Türkiye için, Türk milleti için; KUDÜS NE DEMEK, VATAN NE DEMEK, HARP NE DEMEK, ASKERLİK NE DEMEK?
Olduğunu daha iyi anlayabilmek için lütfen aşağıdaki gerçek hadiseyi okuyunuz!
...............
Iğdırlı Onbaşı Hasan ve Mescid-i Aksa
(Lütfen Sonuna Kadar Okuyunuz...)
Mevki Kudüs...
Mekân?
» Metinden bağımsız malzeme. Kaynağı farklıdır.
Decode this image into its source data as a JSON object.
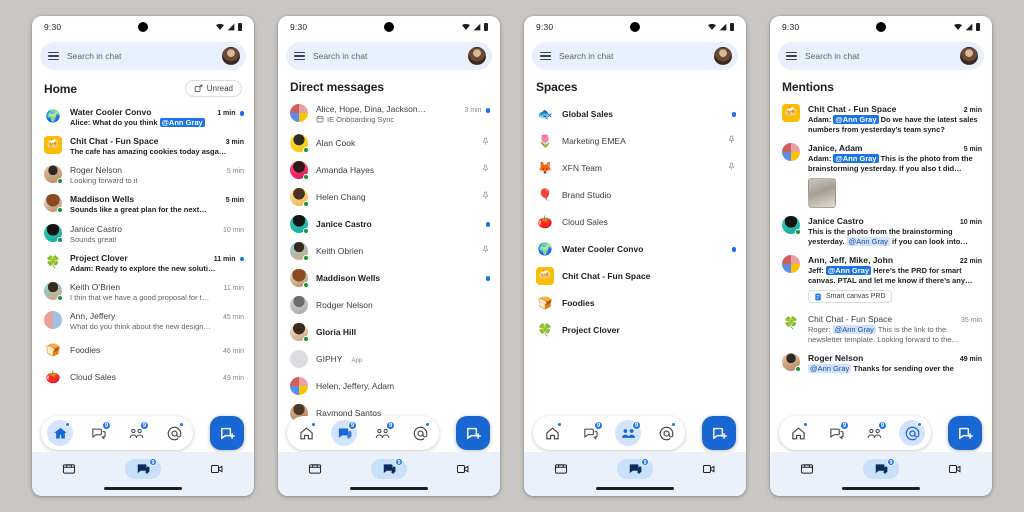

Mescid ül Aksa,
Tarih 21 Mayıs 1972 Cuma.
Ben ve gazeteci arkadaşım rahmetli Said Terzioğlu, İsrail Dışişleri rehberlerinin yardımı ile bu mübarek makamı dolaşıyoruz.
Kudüs Kapalı Çarşısı’nda rüzgâr gibi dolanan entarili kahvecilerin ellerindeki askılara çarpmadan biraz yürüdünüz mü, önünüze çıkan kapı sizi Mescid-ül Aksa’nın önüne kavuşturur.
Mirac mucizesinin soluklanıldığı ilk Kıble’mize yani.
Hemen oracıkta, ilk avlu vardır ki, hâlâ bizim lâkabımızla anılır. “12 bin şamdanlı avlu...” derler oraya.
Yavuz Selim, 30 Aralık 1517 Salı günü Kudüs’ü devlete katmıştır da, ortalık kararmıştır. Yatsı namazını o avluda kılar. Kendisi ve bütün ordu beraber.
Şamdanları yakarlar.
Tam 12 bin şamdan.
O isim oradan kalmadır.
Sekiz on basamaklı geniş merdiveni adımladınız mı, o mukaddes Mescid’in bağdaş kurduğu ikinci avluya ulaşırsınız.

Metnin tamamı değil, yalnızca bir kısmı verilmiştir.